Kirill, Krasnogorsk, Moscow region.

Expert commentary

Roslyakov Oleg Vladimirovich

Lawyer, specialization civil law. More than 19 years of experience.

There are two ways out of the situation. The first is to file a petition to consider the case without the presence of the author of the claim. However, disputes about compensation for moral damage are quite specific. Therefore, the court will probably want to listen to the injured party. In addition, participation in the case can be entrusted to a representative by proxy. Payment for his services is additionally collected from the second party.

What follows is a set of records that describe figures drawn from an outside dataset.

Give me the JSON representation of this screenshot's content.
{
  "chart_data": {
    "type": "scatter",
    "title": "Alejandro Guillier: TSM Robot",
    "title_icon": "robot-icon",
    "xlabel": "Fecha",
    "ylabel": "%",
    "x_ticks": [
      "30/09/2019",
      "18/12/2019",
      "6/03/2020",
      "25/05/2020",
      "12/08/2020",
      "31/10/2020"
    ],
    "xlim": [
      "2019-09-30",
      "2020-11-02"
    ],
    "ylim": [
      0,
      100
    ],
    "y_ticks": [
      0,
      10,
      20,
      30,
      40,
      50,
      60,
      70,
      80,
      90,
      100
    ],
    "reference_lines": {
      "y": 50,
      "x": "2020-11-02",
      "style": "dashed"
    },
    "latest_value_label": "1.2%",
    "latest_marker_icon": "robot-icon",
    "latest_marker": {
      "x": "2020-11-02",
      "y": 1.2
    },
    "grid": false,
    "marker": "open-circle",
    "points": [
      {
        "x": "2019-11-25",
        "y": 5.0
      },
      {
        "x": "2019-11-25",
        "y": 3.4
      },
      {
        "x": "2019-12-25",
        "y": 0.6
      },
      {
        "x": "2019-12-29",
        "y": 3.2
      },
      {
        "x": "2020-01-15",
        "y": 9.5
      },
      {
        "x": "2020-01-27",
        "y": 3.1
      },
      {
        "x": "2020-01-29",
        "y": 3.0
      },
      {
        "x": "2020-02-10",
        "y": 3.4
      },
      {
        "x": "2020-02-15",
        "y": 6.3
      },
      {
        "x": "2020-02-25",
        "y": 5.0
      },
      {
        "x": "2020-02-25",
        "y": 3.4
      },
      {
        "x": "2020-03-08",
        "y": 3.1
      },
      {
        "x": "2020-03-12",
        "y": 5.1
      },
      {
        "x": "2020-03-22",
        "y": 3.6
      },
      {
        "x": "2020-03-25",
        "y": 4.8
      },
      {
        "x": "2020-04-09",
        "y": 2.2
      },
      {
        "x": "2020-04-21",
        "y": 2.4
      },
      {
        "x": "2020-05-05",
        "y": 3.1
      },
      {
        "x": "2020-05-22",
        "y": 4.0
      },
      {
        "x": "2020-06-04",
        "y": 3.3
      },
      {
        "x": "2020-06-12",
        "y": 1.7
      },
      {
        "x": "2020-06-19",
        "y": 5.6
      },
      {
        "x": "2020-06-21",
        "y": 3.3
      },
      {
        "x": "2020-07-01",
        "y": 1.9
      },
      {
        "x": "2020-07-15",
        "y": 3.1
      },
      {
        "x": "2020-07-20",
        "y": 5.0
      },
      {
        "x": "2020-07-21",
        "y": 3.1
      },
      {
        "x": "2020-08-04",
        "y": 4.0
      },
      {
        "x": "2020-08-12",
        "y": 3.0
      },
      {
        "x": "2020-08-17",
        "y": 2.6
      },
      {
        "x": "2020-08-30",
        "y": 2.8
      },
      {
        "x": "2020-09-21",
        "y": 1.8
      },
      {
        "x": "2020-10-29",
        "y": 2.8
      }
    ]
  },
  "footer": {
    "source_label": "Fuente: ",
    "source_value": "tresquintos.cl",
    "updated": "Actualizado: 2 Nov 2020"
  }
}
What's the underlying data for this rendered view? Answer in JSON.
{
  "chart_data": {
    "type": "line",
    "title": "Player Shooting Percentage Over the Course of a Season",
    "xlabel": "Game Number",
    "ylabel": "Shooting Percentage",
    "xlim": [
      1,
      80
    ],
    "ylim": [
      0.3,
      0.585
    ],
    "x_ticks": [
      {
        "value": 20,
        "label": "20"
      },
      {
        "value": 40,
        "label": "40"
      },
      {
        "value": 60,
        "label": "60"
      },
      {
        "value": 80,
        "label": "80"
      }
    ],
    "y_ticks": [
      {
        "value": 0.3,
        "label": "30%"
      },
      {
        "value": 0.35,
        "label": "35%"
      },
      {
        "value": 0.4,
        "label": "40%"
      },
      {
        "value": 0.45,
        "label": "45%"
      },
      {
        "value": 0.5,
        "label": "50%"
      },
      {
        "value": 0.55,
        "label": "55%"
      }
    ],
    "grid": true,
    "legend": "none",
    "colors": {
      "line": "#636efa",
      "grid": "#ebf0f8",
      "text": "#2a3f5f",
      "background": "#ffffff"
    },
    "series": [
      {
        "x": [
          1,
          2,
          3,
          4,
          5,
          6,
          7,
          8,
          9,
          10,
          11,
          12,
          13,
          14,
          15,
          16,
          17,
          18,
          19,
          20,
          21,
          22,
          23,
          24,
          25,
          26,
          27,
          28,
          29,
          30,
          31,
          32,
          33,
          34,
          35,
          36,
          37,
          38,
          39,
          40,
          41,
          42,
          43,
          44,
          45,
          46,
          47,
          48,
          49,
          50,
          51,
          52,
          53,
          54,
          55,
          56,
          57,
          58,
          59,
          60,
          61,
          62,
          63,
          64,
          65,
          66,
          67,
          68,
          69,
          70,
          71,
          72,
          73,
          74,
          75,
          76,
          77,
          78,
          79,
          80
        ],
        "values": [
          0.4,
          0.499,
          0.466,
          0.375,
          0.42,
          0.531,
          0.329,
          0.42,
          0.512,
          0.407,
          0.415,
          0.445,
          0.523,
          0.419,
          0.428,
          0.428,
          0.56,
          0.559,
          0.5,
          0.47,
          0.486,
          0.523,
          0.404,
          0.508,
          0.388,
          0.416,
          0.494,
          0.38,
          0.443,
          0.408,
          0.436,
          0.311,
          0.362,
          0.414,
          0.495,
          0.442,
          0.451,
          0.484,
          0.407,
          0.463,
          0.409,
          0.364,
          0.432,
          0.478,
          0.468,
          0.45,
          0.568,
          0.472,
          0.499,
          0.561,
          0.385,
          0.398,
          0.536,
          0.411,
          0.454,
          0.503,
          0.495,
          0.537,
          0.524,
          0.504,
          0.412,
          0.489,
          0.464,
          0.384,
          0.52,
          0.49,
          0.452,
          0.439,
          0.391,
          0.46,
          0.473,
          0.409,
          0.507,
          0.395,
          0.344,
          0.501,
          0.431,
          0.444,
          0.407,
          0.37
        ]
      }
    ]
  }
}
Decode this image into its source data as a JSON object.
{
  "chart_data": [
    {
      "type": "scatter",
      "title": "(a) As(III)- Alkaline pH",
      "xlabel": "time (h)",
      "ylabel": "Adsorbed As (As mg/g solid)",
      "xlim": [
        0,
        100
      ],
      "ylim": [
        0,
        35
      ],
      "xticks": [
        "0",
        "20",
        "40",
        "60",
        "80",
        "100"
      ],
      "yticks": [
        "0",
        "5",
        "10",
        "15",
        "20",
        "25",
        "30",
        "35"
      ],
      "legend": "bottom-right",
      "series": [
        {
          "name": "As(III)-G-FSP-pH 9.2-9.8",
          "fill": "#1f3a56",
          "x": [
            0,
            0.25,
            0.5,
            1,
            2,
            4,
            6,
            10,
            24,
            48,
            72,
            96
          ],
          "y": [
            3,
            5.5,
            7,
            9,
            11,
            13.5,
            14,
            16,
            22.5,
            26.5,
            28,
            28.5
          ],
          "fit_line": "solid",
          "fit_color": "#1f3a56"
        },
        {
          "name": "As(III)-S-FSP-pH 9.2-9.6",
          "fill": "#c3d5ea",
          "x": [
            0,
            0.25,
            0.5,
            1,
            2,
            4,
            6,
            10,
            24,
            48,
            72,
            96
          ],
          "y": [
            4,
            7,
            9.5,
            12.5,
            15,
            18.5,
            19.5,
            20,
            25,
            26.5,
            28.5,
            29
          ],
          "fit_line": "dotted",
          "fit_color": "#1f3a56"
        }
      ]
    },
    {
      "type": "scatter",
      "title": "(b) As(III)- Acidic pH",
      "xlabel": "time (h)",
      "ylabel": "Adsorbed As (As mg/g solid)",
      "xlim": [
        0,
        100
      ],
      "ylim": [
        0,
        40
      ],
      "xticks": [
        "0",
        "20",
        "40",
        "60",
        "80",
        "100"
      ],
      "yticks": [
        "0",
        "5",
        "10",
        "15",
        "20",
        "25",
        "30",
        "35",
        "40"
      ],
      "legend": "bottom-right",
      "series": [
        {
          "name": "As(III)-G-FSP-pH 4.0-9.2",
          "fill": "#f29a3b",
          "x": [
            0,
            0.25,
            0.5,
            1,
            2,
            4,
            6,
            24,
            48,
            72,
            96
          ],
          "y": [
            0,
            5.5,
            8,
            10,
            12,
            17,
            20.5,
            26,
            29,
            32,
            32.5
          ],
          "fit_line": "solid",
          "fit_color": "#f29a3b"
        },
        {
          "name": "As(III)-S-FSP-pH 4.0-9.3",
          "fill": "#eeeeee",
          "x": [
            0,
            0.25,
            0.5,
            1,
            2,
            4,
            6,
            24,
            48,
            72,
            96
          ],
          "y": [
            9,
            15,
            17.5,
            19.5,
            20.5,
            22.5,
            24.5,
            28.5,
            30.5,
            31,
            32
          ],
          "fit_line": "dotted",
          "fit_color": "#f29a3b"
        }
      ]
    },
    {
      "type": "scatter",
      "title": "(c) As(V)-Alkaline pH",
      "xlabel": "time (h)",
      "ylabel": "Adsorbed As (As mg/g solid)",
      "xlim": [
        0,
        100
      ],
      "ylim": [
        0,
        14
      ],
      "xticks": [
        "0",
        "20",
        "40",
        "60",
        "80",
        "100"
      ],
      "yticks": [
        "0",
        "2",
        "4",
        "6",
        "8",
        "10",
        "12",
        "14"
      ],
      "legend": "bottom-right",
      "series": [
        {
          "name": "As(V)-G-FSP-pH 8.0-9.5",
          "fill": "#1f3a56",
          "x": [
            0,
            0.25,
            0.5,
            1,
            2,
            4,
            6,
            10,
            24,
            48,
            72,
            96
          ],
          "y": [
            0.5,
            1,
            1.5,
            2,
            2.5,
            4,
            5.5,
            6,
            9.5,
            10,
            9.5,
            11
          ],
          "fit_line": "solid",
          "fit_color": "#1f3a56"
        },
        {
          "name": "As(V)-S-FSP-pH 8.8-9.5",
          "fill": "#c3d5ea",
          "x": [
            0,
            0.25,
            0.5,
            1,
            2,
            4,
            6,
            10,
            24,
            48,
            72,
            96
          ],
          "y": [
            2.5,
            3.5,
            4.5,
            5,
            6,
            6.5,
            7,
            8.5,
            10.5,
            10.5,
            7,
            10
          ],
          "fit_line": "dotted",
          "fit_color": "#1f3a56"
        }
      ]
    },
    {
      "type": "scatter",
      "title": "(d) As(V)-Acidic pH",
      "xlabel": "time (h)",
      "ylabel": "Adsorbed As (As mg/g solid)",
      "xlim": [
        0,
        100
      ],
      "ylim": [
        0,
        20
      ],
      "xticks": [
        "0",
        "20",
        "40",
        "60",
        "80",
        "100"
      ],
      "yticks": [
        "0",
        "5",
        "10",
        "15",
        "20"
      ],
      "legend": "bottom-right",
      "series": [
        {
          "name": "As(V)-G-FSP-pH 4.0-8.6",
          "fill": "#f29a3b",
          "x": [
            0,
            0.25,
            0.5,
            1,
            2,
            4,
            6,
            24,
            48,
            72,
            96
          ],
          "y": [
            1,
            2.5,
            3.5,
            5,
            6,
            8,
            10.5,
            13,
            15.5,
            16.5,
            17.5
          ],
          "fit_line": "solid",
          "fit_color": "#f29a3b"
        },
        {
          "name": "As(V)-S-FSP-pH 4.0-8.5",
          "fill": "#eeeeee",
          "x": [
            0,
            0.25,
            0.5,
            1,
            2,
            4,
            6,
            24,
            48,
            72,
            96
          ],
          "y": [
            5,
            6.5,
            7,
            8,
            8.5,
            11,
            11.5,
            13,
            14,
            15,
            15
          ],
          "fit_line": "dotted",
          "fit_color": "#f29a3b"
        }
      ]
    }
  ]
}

Please do not consider the case in my absence.

She filed a claim to claim money under the receipt and loan agreement. However, she was forced to go on a long business trip to another city. I want to be present in court in person. What's the best thing to do now?

Larisa, Balashikha.

Expert commentary

Roslyakov Oleg Vladimirovich

Lawyer, specialization civil law. More than 19 years of experience.

When the date of the hearing is known, it is worth sending a petition to the court by mail to postpone the case . A copy of the travel certificate is attached to it. If the trip drags on, then you should think about a representative who will take charge of supporting the case in court. He is issued a notarized power of attorney with an agreed set of powers.

The procedure for drawing up an application for recognition of a claim

The form for such an application can be found on the Internet, asked at the court office, or obtained from a practicing lawyer in civil matters.

The statement states:

  • address and full name of the parties;
  • document title (centered);
  • information relating to the particular case and the reasons underlying the consent;
  • the specific requirements that were recognized and their scope;
  • notifying the court of the consequences of consent actions;
  • date of application and signature of the applicant.


Application example

Consequences for the defendant

A person who has expressed his consent orally or in writing is obliged:

  • voluntarily fulfill all the requirements stated in the statement of claim;
  • unconditionally comply with the decision of the judicial authority;
  • refuse to challenge the court decision in the future.

Important! The above circumstances come into force after the completion of the trial and are subject to mandatory execution.

If the defendant or his representative cannot provide reasonable arguments indicating innocence, then refusal gives the opportunity to:

  • soften the court's verdict;
  • receive a real delay in the execution of the decision if it is of a material nature;
  • suspend or completely terminate legal proceedings and enter into a settlement agreement for the parties.

We suggest you read: Is it legal for a court to dissolve a marriage by mutual consent without giving time for reconciliation?

If, for example, a claim is being considered against an individual entrepreneur or is related to issues of violation of tax laws, then agreement with the requirements may entail not only administrative, but also criminal liability. In this situation, the defendant needs to carefully weigh all the plaintiff’s arguments. If they are justified and subject to satisfaction by the court, then if you disagree with the statement of claim, more serious sanctions may follow.

On a note! The disadvantages of such a step after the parties have agreed to enter into a settlement agreement include the defendant’s refusal to fulfill his obligations. In this case, not a decision is made on the basis of Article 194 of the Procedural Code, but a ruling on recognition of the claim for approval of the settlement agreement, which is then more difficult to force to be carried out.

What to do after writing a letter

A letter of complaint requires a response, and various developments are possible: satisfaction of claims in full, in part, as well as a complete refusal to satisfy them. As a rule, the response itself is also written, in the form of a separate letter or a resolution imposed by the head of the recipient company on the received claim.

In cases where there is no answer, you should wait at least 30 days and then file a lawsuit or a complaint with a supervisory authority.